FAYETTEVILLE -- Residents have delivered almost as much recyclable material to drop-off locations in the past three months as the city used to collect curbside, figures show.
Curbside pickup was halted March 23 to prevent the spread of the coronavirus. Administrators said at the time they worried about potential exposure among workers sorting at the curb and transferring the virus from bin to bin in neighborhoods.
Extra drop-off sites were set up around the city, and residents were asked to sort recyclable items into containers.
The city collected about 1,133 tons of recyclable material from March 23 to Tuesday, according to numbers from the Recycling and Trash Division. For the same time period last year, nearly 1,429 tons were collected.
That means the city collected about 79% of the tonnage it did pre-pandemic, when curbside routes ran as usual.
Brian Pugh, waste reduction coordinator, said there's no way to know how many residents used the drop-off sites, but the collection numbers were better than expected. Trash collection increased by about 20% while curbside was suspended, he said.
"It jibes," Pugh said. "I don't think I'm missing anything here."
The main issue recycling crews ran into was contamination and different types of materials getting sorted incorrectly, Pugh said. Although the containers at the drop-off sites have individual compartments for No. 1 and No. 2 plastics, aluminum and steel cans, glass, cardboard and mixed paper, it was pretty common for residents to sort incorrectly, he said.
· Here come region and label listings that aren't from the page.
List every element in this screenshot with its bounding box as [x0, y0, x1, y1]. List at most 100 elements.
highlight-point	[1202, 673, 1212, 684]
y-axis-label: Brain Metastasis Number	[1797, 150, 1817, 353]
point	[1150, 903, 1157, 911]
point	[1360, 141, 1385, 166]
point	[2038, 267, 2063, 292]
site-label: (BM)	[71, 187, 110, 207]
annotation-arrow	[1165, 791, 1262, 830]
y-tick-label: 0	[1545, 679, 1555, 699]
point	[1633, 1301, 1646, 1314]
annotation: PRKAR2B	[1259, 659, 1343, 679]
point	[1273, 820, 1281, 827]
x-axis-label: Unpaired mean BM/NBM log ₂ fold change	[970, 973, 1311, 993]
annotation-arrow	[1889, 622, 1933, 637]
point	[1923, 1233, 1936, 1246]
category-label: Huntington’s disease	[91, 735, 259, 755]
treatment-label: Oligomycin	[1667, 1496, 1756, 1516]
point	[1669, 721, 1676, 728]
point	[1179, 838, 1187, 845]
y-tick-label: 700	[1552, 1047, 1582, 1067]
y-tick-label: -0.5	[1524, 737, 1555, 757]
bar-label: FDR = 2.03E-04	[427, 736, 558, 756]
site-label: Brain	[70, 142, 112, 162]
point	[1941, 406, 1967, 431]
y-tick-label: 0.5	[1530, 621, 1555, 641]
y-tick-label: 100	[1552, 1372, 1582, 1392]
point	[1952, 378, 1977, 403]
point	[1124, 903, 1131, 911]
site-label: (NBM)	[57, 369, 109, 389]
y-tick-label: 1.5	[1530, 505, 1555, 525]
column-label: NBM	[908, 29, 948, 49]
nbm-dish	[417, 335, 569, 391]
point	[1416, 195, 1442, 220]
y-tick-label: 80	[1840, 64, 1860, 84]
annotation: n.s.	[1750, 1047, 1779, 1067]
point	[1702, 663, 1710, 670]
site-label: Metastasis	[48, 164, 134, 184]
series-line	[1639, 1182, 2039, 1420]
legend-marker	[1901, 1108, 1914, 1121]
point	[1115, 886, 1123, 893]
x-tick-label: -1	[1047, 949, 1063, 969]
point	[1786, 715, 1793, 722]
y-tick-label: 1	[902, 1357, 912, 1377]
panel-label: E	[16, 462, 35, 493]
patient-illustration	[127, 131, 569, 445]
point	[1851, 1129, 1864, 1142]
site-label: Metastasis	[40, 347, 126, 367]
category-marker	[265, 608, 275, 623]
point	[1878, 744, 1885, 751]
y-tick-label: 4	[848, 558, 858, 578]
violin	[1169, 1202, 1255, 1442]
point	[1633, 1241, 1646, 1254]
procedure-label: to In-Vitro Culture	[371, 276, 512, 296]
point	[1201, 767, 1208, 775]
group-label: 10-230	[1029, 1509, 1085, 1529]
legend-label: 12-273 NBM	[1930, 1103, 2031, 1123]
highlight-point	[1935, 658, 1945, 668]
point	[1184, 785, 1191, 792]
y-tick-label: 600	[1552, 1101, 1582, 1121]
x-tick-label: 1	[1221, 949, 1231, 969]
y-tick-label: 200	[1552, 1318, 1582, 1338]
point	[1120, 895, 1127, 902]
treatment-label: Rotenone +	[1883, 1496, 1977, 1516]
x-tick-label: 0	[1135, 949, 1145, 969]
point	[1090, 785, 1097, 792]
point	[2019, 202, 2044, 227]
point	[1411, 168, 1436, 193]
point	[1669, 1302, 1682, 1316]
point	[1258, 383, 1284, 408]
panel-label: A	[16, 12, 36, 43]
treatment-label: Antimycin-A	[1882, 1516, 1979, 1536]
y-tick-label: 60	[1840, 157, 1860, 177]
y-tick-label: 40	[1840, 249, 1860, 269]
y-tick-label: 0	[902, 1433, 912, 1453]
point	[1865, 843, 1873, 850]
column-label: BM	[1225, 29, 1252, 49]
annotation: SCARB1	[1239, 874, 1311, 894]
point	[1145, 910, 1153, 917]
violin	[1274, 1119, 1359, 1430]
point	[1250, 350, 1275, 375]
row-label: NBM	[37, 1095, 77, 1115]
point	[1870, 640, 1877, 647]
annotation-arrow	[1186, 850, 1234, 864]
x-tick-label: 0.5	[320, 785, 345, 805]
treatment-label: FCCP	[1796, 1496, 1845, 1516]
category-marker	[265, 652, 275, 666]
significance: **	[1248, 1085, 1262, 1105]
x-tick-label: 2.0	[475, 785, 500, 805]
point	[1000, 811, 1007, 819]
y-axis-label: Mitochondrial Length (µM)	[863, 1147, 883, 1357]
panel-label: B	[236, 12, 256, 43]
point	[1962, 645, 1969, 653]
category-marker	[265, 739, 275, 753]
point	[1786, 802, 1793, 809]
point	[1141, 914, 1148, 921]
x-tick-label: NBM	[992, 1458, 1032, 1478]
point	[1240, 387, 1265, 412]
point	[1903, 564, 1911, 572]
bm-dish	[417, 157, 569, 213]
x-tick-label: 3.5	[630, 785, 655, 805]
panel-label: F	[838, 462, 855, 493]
That resulted in crews having to sort at the point of baling, Pugh said. The baling process at the city's recycling facility isn't set up as a sorting operation. Crews had to dig through the items, negating the point of suspending the curbside program, he said.
Workers removed trash and other items that cannot be processed for recycling, Pugh said. No loads were rejected for processing, he said.
The curbside service will resume Monday. Three temporary drop-off sites at the Northwest Arkansas Mall, Boys & Girls Club on Rupple Road and at Gary Hampton Field will stick around until June 29. The two permanent sites on Happy Hollow Road and North Street will continue to be available.
Curbside sorting remains the better option because it spares workers from having to get on their knees and elbows to pick through everything, Pugh said.
Workers assigned to residential routes were moved to the baling station to sort through items or clean and empty the drop-off sites, he said.
April Rose and her family moved to the city from Kenmore, Wash., about 20 minutes north of Seattle, a couple of weeks ago. The family wasn't familiar with the city's usual recycling program, having moved in the middle of the pandemic.
The family used the excursions to the Boys & Girls Club drop-off site on Rupple Road as an opportunity. The trips served as a chance for Rose's four children who live at home, ages ranging from a baby to 17, to get hands-on experience on how recycling collection works. It became kind of a fun game for them, Rose said.
The 4-year-old, in particular, became especially adept at sorting.
"We'd just come out as parents and dump it all in one spot, and then she would make that one of her little chores, separating it out before we would leave," Rose said. "She took so much pride in it."
Rose and her husband also spent the trips as a sort of date night. With four children at home, any bit of time away basically amounts to date night, she said.
It was also nice just to see other people.
"Everybody there would be so conscientious. I saw 80- to 90-year-old people down to teenagers coming with their cars filled with stuff," Rose said. "That community aspect is what I thought was so special. We looked forward to it."
Other cities in Northwest Arkansas have had their recycling services operate as usual during the pandemic. Springdale, Rogers and Bentonville contract their services with companies using trucks with mechanical arms to pick up bins containing recyclable material mixed together. The contractors have access to third-party facilities where the items are sorted.
The federal Centers for Disease Control and Prevention updated its research findings last month, saying the coronavirus likely spreads most commonly through person-to-person contact. Respiratory droplets from the mouth and nose of an infected person can get to the mouth and nose of another person within 6 feet. An infected person may not show symptoms.
It may be possible for someone to get covid-19 from touching a surface or object with the virus on it and then touching their face, but it's not believed to be the main way it spreads.
A lack of information in March on how the coronavirus could spread prompted the city to err on the side of caution, said Lisa Thurber, communications director. The administration now feels more confident workers can resume curbside service safely while wearing personal protective equipment, she said. Residents are encouraged to wipe down bins after handling them and to wash their hands.